Server makers have been moving to add Advanced Micro Devices 's quad-core chip to their product lines, despite what amounts to a six-month delay by AMD in getting the processor out the door.
Indeed, if AMD hadn't been hit with problems in the new chip, code-named Barcelona, it would seem as if nothing had changed for the company; server makers have been making product announcements based on the new chip despite the delay. AMD said this month that Barcelona is now ready to ship in volume -- an announcement that's been quickly met with commitments from vendors to release new platforms using the chip.
And, according to John Fruehe, manager of worldwide market development for AMD's server/workstation products, other vendor announcements are expected.

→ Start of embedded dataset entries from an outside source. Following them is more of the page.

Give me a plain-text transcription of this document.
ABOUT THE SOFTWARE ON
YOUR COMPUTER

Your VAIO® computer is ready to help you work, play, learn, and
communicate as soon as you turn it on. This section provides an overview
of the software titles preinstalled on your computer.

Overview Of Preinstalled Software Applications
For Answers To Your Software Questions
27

But the past six months have been rough on AMD since a bug in the L3 cache used by Barcelona turned up last year. As a result, AMD's value has taken a hit on Wall Street, the company has announced layoffs and most recently it lost Phil Hester, its senior vice president and CTO.
AMD will report its quarterly earnings after the close of markets on Thursday, although its stock price was up more than five percent by late afternoon Wednesday to about US$6 -- less than half of what it was when it announced the quad-core last September. AMD's price may be getting help from Intel, which said its first-quarter revenue increased by more than 9% to $9.7 billion.
Regarding the overall economic climate in the U.S., Intel President and CEO Paul Otellini told analysts on a conference call this week that 75 percent of Intel's revenues are not in the U.S. "So we don't see this really impacting our business at this time and haven't seen it so far in the last couple of quarters," according to a transcript on the conference call on Seeking Alpha.